Department of Biochemistry and Tulane Cancer Center, Tulane University School of Medicine, 1430 Tulane Ave., New Orleans, LA 70112, USA.
Nucleic Acids Res. 2011 Mar;39(5):1763-73. doi: 10.1093/nar/gkq1034. Epub 2010 Oct 29.
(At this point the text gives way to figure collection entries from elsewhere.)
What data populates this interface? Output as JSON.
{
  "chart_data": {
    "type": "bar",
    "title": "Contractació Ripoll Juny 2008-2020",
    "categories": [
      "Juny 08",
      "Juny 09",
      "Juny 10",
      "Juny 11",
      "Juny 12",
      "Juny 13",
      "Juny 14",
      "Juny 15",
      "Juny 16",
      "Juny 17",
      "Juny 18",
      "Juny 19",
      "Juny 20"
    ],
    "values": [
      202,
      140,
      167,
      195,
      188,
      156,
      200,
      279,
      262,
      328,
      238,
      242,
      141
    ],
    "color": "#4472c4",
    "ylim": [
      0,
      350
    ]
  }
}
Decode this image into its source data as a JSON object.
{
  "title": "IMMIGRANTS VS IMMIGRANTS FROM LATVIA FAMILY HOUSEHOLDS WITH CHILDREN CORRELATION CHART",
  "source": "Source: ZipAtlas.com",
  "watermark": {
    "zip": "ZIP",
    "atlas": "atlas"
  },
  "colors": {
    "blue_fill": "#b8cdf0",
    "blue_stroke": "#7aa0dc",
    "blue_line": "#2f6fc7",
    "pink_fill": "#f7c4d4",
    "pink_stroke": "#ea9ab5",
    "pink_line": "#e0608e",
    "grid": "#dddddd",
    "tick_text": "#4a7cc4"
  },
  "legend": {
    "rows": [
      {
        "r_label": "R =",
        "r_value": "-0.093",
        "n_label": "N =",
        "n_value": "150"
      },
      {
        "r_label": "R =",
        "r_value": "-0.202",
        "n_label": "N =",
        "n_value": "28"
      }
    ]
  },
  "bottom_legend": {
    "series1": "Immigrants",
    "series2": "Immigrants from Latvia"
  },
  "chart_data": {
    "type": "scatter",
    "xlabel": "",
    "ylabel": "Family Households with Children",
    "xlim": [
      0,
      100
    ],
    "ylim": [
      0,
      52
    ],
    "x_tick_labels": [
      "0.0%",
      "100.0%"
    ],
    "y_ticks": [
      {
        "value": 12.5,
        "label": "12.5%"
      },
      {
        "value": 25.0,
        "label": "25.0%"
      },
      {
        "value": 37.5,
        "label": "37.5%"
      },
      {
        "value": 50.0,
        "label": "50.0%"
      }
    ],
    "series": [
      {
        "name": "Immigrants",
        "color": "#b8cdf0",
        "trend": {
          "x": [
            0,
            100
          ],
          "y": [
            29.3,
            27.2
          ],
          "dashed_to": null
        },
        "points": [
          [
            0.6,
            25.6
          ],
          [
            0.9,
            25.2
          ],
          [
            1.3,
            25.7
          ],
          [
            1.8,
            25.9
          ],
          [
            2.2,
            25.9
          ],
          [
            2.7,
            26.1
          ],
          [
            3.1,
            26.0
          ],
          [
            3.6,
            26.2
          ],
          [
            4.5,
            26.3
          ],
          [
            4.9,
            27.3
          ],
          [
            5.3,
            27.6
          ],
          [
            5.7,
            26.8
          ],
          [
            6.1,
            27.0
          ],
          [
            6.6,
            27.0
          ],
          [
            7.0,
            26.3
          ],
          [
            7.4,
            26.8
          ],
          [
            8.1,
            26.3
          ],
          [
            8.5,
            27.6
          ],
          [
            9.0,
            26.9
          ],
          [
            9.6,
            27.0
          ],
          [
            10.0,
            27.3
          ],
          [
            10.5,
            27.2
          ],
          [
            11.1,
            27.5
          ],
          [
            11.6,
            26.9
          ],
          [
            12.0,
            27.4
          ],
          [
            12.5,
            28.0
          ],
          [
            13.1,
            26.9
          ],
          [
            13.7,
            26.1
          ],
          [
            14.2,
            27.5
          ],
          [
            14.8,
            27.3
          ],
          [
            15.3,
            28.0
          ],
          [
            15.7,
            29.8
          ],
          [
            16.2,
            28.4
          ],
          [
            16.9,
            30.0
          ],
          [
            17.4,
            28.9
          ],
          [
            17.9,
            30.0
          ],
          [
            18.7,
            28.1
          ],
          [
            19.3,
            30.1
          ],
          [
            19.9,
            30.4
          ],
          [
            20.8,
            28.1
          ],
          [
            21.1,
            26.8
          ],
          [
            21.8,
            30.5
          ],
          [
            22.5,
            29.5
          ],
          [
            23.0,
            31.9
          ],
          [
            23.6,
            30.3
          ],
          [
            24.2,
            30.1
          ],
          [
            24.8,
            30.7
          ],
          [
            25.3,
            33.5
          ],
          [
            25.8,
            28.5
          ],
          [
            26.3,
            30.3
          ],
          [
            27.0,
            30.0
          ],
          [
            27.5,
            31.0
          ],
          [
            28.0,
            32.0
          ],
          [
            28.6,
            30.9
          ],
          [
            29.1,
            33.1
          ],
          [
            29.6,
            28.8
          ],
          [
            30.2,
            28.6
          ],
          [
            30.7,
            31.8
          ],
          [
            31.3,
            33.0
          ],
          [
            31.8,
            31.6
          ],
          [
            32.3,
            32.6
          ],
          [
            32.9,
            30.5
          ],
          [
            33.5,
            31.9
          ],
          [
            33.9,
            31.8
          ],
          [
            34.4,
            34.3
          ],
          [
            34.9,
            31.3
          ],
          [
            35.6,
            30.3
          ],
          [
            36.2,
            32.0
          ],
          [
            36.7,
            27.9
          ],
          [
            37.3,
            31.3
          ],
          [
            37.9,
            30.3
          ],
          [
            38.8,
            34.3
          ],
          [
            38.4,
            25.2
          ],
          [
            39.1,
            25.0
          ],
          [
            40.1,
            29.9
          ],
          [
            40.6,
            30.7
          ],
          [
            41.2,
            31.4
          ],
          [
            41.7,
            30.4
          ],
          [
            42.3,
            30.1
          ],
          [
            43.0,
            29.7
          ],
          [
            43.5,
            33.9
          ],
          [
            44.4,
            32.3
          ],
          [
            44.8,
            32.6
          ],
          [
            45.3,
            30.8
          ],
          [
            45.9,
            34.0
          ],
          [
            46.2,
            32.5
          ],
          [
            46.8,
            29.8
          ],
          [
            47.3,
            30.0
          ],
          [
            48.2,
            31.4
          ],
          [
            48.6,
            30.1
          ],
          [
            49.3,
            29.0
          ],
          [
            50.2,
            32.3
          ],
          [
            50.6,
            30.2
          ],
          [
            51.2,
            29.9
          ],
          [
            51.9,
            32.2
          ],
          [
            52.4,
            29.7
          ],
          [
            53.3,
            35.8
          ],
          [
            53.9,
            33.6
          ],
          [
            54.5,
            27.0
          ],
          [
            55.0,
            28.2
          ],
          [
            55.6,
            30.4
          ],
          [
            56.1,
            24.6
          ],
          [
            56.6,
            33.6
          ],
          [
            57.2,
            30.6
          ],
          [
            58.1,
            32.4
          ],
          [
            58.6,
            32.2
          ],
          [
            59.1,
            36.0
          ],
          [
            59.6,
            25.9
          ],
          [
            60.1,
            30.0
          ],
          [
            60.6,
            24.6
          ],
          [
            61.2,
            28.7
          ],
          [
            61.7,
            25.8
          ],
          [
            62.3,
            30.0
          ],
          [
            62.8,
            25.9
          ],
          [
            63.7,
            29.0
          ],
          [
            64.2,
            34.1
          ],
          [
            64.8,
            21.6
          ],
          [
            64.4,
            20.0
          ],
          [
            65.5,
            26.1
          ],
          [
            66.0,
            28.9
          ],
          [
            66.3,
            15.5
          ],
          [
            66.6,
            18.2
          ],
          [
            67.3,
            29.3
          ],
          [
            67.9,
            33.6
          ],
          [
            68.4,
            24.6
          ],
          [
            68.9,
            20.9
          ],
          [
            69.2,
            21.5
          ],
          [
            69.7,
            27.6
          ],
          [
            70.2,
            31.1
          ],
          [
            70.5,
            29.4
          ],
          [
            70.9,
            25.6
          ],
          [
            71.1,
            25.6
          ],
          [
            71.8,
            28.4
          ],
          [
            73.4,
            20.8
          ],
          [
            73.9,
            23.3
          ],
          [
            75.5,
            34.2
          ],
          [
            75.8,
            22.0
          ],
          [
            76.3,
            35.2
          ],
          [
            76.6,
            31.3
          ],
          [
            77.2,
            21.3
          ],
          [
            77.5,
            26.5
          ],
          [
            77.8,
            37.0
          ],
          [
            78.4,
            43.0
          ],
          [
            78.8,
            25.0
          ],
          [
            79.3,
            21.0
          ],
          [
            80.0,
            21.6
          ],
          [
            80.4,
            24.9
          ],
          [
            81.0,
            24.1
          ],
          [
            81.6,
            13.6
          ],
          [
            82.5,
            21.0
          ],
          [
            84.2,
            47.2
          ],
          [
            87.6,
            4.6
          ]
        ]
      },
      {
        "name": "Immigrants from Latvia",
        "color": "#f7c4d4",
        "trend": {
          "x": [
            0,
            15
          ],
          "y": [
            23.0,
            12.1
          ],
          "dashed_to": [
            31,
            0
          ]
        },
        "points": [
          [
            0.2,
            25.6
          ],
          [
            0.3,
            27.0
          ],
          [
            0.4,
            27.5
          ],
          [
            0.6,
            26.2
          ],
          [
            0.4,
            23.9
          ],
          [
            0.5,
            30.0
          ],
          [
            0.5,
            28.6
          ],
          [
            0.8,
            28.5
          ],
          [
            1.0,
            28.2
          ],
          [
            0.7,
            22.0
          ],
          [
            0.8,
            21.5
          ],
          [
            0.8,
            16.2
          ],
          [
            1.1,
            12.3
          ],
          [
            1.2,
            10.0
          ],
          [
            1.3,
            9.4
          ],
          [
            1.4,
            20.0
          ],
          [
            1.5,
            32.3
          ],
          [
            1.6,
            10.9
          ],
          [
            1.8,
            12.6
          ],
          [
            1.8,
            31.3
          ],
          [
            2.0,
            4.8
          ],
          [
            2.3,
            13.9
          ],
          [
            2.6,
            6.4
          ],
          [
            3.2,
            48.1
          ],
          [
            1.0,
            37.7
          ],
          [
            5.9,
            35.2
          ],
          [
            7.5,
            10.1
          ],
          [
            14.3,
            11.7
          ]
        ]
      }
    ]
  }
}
Bulk replicative DNA synthesis in eukaryotes is highly accurate and efficient, primarily because of two DNA polymerases (Pols): Pols δ and ε. The high fidelity of these enzymes is due to their intrinsic base selectivity and proofreading exonuclease activity which, when coupled with post-replication mismatch repair, helps to maintain human mutation rates at less than one mutation per genome duplication. Conditions that reduce polymerase fidelity result in increased mutagenesis and can lead to cancer in mice. Whereas yeast Pol ε has been well characterized, human Pol ε remains poorly understood. Here, we present the first report on the fidelity of human Pol ε. We find that human Pol ε carries out DNA synthesis with high fidelity, even in the absence of its 3'→5' exonucleolytic proofreading and is significantly more accurate than yeast Pol ε. Though its spectrum of errors is similar to that of yeast Pol ε, there are several notable exceptions. These include a preference of the human enzyme for T→A over A→T transversions. As compared with other replicative DNA polymerases, human Pol ε is particularly accurate when copying homonucleotide runs of 4-5 bases. The base pair substitution specificity and high fidelity for frameshift errors observed for human Pol ε are distinct from the errors made by human Pol δ.
真核生物的大量复制 DNA 合成具有高度的准确性和效率,主要是因为有两种 DNA 聚合酶(Pols):Pol δ 和 Pol ε。这些酶的高保真度归因于它们内在的碱基选择性和校对外切核酸酶活性,当与复制后错配修复结合时,有助于将人类的突变率保持在每个基因组复制不到一个突变的水平。降低聚合酶保真度的条件会导致突变增加,并可能导致小鼠癌症。虽然酵母 Pol ε 已经得到了很好的描述,但人类 Pol ε 仍然知之甚少。在这里,我们首次报道了人类 Pol ε 的保真度。我们发现,即使在缺乏其 3'→5'外切核酸酶校对的情况下,人类 Pol ε 也能进行高度准确的 DNA 合成,其准确性明显高于酵母 Pol ε。尽管其错误谱与酵母 Pol ε 相似,但也有几个值得注意的例外。其中包括人类酶对 T→A 颠换的偏好,而不是 A→T 颠换。与其他复制 DNA 聚合酶相比,人类 Pol ε 在复制 4-5 个碱基的同核核苷酸序列时特别准确。与人类 Pol δ 相比,人类 Pol ε 观察到的移码错误的碱基对取代特异性和高保真度是不同的。